Turso is a strong fit for read-heavy, latency-sensitive apps with users around the world, developers who love SQLite and want it to scale, and anyone building on edge or serverless platforms who wants a fast, affordable, open database. It is less suited to extremely write-heavy workloads where a traditional Postgres-style database may fit better. For the right project, though, Turso delivers SQLite's simplicity with genuine global distribution — exactly the kind of database the modern edge has been waiting for, without vendor lock-in thanks to its open-source foundation.
Continue vs Turso: which should you choose?
Continue and Turso both serve the dev tools space, so the best choice depends on your priorities. Choose Continue if you want Open-source AI code assistant for VS Code and JetBrains — customizable, with your choice of models and full… Choose Turso if you want Edge database built on libSQL (a SQLite fork) — distribute your data close to users for low-latency reads…The smartest move is to try each one's free tier or trial on a real task — that's the fastest way to feel the difference and pick the tool you'll actually stick with.
Frequently asked questions
Is Continue better than Turso?
It depends on what you need. Continue is Open-source AI code assistant for VS Code and JetBrains — customizable, with your choice of models and full flexibility. Turso is Edge database built on libSQL (a SQLite fork) — distribute your data close to users for low-latency reads at the edge. Both are dev tools tools, so the right pick comes down to your specific priorities, budget and workflow.
What's the main difference between Continue and Turso?

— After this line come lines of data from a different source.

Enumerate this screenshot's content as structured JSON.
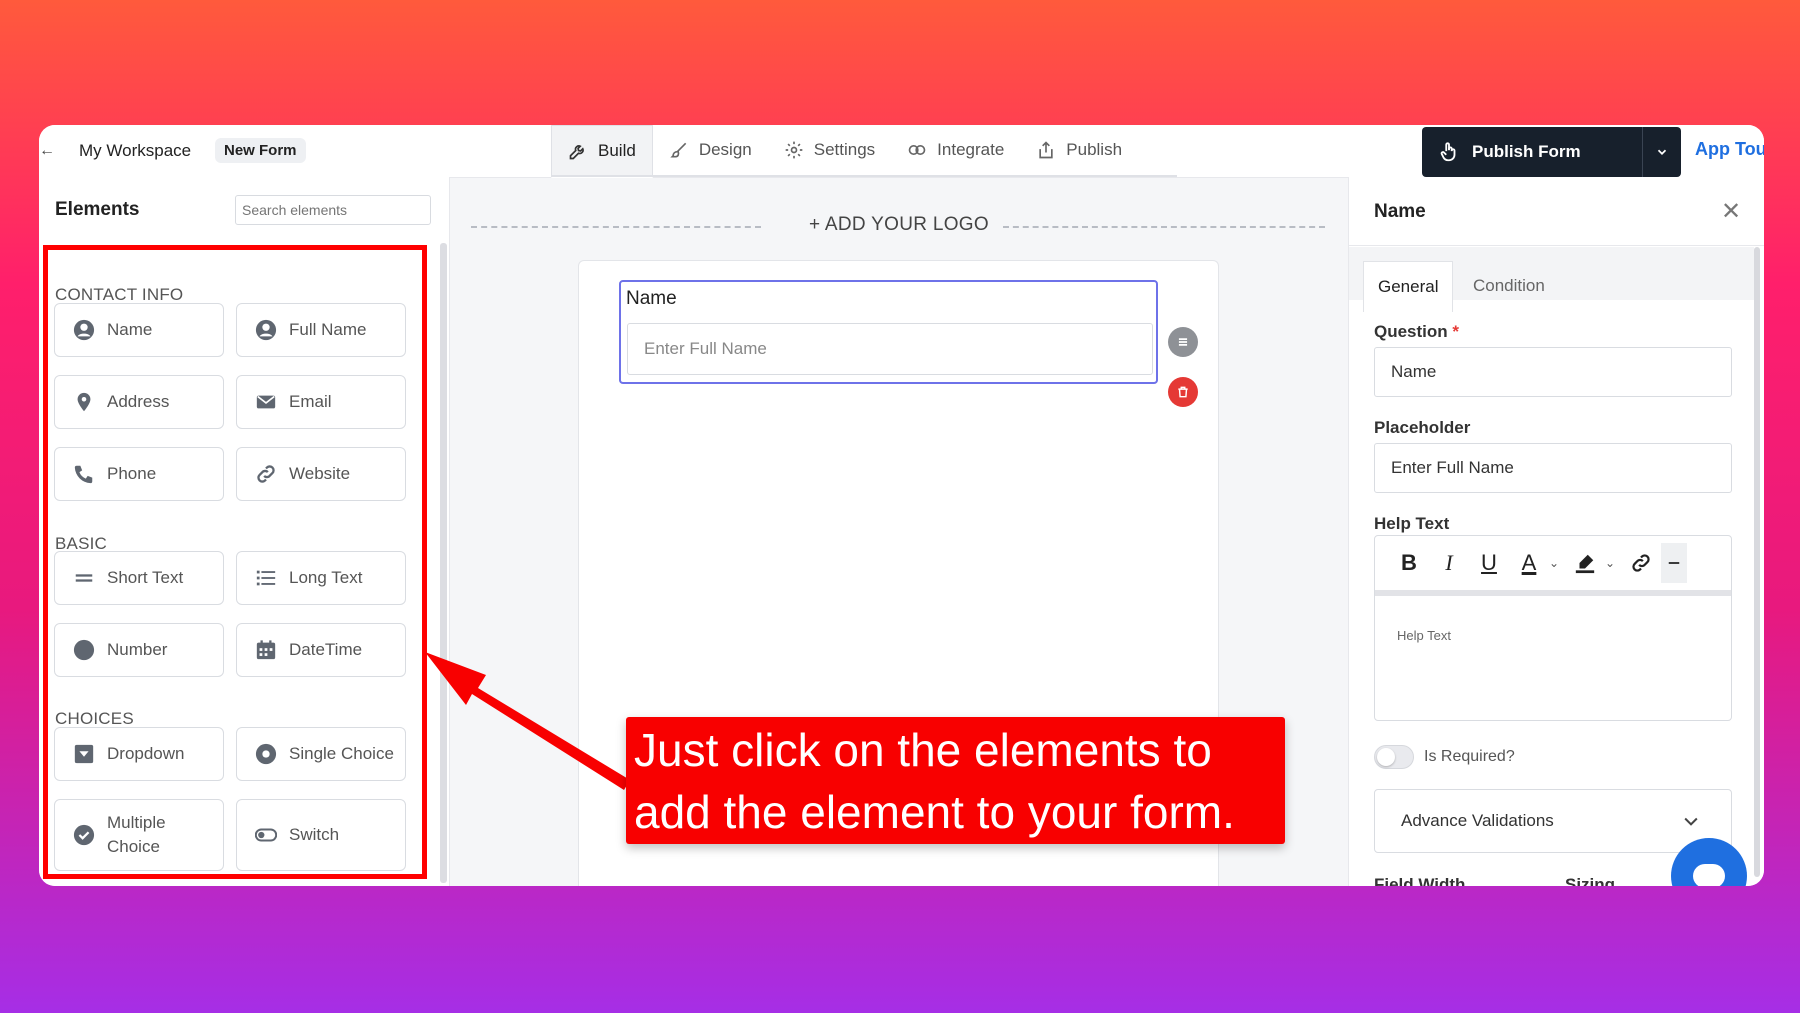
{
  "topbar": {
    "back_icon": "arrow-left-icon",
    "workspace": "My Workspace",
    "form_name": "New Form",
    "tabs": [
      {
        "label": "Build",
        "icon": "wrench-icon",
        "active": true
      },
      {
        "label": "Design",
        "icon": "brush-icon"
      },
      {
        "label": "Settings",
        "icon": "gear-icon"
      },
      {
        "label": "Integrate",
        "icon": "link-icon"
      },
      {
        "label": "Publish",
        "icon": "share-icon"
      }
    ],
    "publish_button": "Publish Form",
    "app_tour": "App Tour"
  },
  "elements_panel": {
    "title": "Elements",
    "search_placeholder": "Search elements",
    "sections": [
      {
        "heading": "CONTACT INFO",
        "items": [
          "Name",
          "Full Name",
          "Address",
          "Email",
          "Phone",
          "Website"
        ]
      },
      {
        "heading": "BASIC",
        "items": [
          "Short Text",
          "Long Text",
          "Number",
          "DateTime"
        ]
      },
      {
        "heading": "CHOICES",
        "items": [
          "Dropdown",
          "Single Choice",
          "Multiple Choice",
          "Switch"
        ]
      }
    ],
    "multiple_line1": "Multiple",
    "multiple_line2": "Choice"
  },
  "canvas": {
    "logo_prompt": "+ ADD YOUR LOGO",
    "field_label": "Name",
    "field_placeholder": "Enter Full Name"
  },
  "properties_panel": {
    "title": "Name",
    "tabs": [
      "General",
      "Condition"
    ],
    "question_label": "Question",
    "required_mark": "*",
    "question_value": "Name",
    "placeholder_label": "Placeholder",
    "placeholder_value": "Enter Full Name",
    "help_label": "Help Text",
    "toolbar": {
      "bold": "B",
      "italic": "I",
      "underline": "U",
      "color": "A"
    },
    "help_text_placeholder": "Help Text",
    "required_toggle": "Is Required?",
    "advanced": "Advance Validations",
    "cut_label1": "Field Width",
    "cut_label2": "Sizing"
  },
  "annotation": {
    "line1": "Just click on the elements to",
    "line2": "add the element to your form."
  },
  "colors": {
    "accent_blue": "#1f6fe0",
    "publish_dark": "#17202c",
    "highlight_red": "#ff0000",
    "field_focus": "#6e72e9"
  }
}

Continue focuses on Open-source AI code assistant for VS Code and JetBrains — customizable, with your choice of models and full flexibility. while Turso focuses on Edge database built on libSQL (a SQLite fork) — distribute your data close to users for low-latency reads at the edge. Read the full breakdown above and check each tool's site for current features and pricing.
Can I use both Continue and Turso?
In many cases, yes — teams often use complementary tools together. Whether it makes sense depends on overlap in functionality and your budget. Try the free tier or trial of each to see how they fit your stack before committing.
Which is cheaper, Continue or Turso?
Pricing changes often, so check each tool's pricing page for the latest. Many tools offer a free tier or trial, which is the best way to evaluate value for your specific usage before you pay.